- I appreciate waking up to the smell of the ground instead of the air in the morning.
- Are all the Toy Story movies based on a true story, or is it just 1 and 3? You know, like Mario Bros.
- Will the XFL succeed where previous spring football leagues have failed? The biggest question might be if going with bigger markets than the AAF is the right move. Maybe they are banking on the volume of football fans there being a solution, but I think it makes more sense to appeal to some new markets and assume TV ratings will be about the same because spring football is like minor-league baseball or hockey or MLS more diversion than something people are going to care deeply enough about to want to follow all the time. Overall if a new football league is going to succeed, it will be because there are enough hardcore football junkies (or at least gamblers) to form an audience that is akin to hockey and regular season basketball. I think that's realistic but we'll find out.
- College football preview magazine season has starter, and Athlon picked Michigan to beat Ohio State, win the Big Ten and make the playoffs. While it is tempting to write off the Wolverines after the way they finished the season and given the important pieces they lost on defense, the Buckeyes also have some crucial questions to answer this offseason so perhaps the bigger question is why Michigan State and Penn State are so high on Athlon's list.

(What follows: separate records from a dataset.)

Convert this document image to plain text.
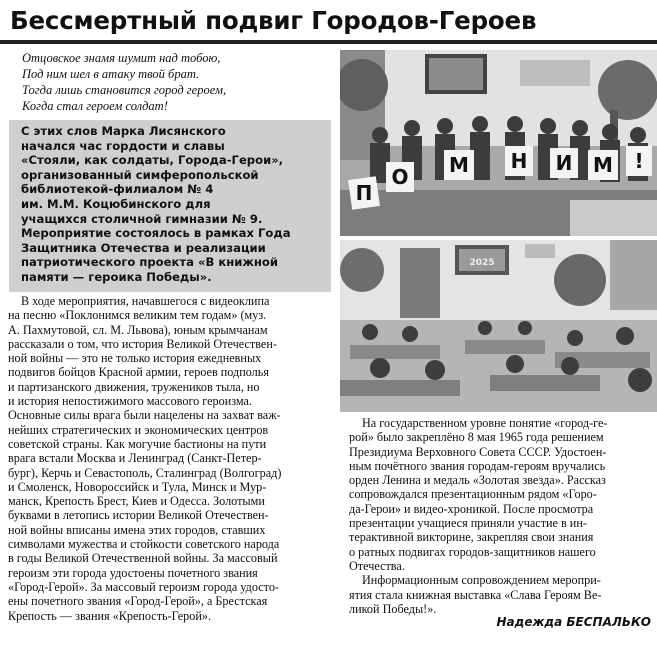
Бессмертный подвиг Городов-Героев
Отцовское знамя шумит над тобою,
Под ним шел в атаку твой брат.
Тогда лишь становится город героем,
Когда стал героем солдат!
С этих слов Марка Лисянского
начался час гордости и славы
«Стояли, как солдаты, Города-Герои»,
организованный симферопольской
библиотекой-филиалом № 4
им. М.М. Коцюбинского для
учащихся столичной гимназии № 9.
Мероприятие состоялось в рамках Года
Защитника Отечества и реализации
патриотического проекта «В книжной
памяти — героика Победы».
В ходе мероприятия, начавшегося с видеоклипа
на песню «Поклонимся великим тем годам» (муз.
А. Пахмутовой, сл. М. Львова), юным крымчанам
рассказали о том, что история Великой Отечествен-
ной войны — это не только история ежедневных
подвигов бойцов Красной армии, героев подполья
и партизанского движения, тружеников тыла, но
и история непостижимого массового героизма.
Основные силы врага были нацелены на захват важ-
нейших стратегических и экономических центров
советской страны. Как могучие бастионы на пути
врага встали Москва и Ленинград (Санкт-Петер-
бург), Керчь и Севастополь, Сталинград (Волгоград)
и Смоленск, Новороссийск и Тула, Минск и Мур-
манск, Крепость Брест, Киев и Одесса. Золотыми
буквами в летопись истории Великой Отечествен-
ной войны вписаны имена этих городов, ставших
символами мужества и стойкости советского народа
в годы Великой Отечественной войны. За массовый
героизм эти города удостоены почетного звания
«Город-Герой». За массовый героизм города удосто-
ены почетного звания «Город-Герой», а Брестская
Крепость — звания «Крепость-Герой».
П
О М Н И М !
2025
На государственном уровне понятие «город-ге-
рой» было закреплёно 8 мая 1965 года решением
Президиума Верховного Совета СССР. Удостоен-
ным почётного звания городам-героям вручались
орден Ленина и медаль «Золотая звезда». Рассказ
сопровождался презентационным рядом «Горо-
да-Герои» и видео-хроникой. После просмотра
презентации учащиеся приняли участие в ин-
терактивной викторине, закрепляя свои знания
о ратных подвигах городов-защитников нашего
Отечества.
Информационным сопровождением меропри-
ятия стала книжная выставка «Слава Героям Ве-
ликой Победы!».
Надежда БЕСПАЛЬКО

- Nonetheless, isn't it interesting that while Michigan is banking on changes on offense to get Jim Harbaugh's program over the hump, the other side of the ball is the focus for Ohio State (and with two former Michigan assistants expected to play a key role)?
- I assume Thomas Rhett was planted on country radio as a means of making Luke Bryan sound more like real country.
- Speaking of kids movies, the most authentic part of Cars 3 is how the statistics analyst is so unlikable.
- And finally: SBNation had a good look at how 15 lower-rated recruits became first-round picks in the 2019 NFL Draft. The most interesting part is the idea talented players at small high schools present a market inefficiency college recruiters can exploit. I would think it could be done now without as much risk as in the past for multiple reasons. Evolutions in communication make getting to know a player and doing background research (character judgement) that has to be done on all prospects easier, and physical testing is a little more scientific than it was 20 years ago.
- Beyond that, recruiters are doing a lot more projecting than they used to, so there's less of a concern about how a guy looked against his level of competition if you assume he is going to be far from a finished product anyway. So recruiting a small-school player may be no less an inexact science than going after guys from bigger schools. There is also a matter of time spent scouring the countryside for potential stars and traveling to remote locales to get to know them rather than hitting a densely populated area where a coach can check in on multiple prospects in a short amount of time. This is where local colleges can take advantage by cultivating relationships with coaches over many years.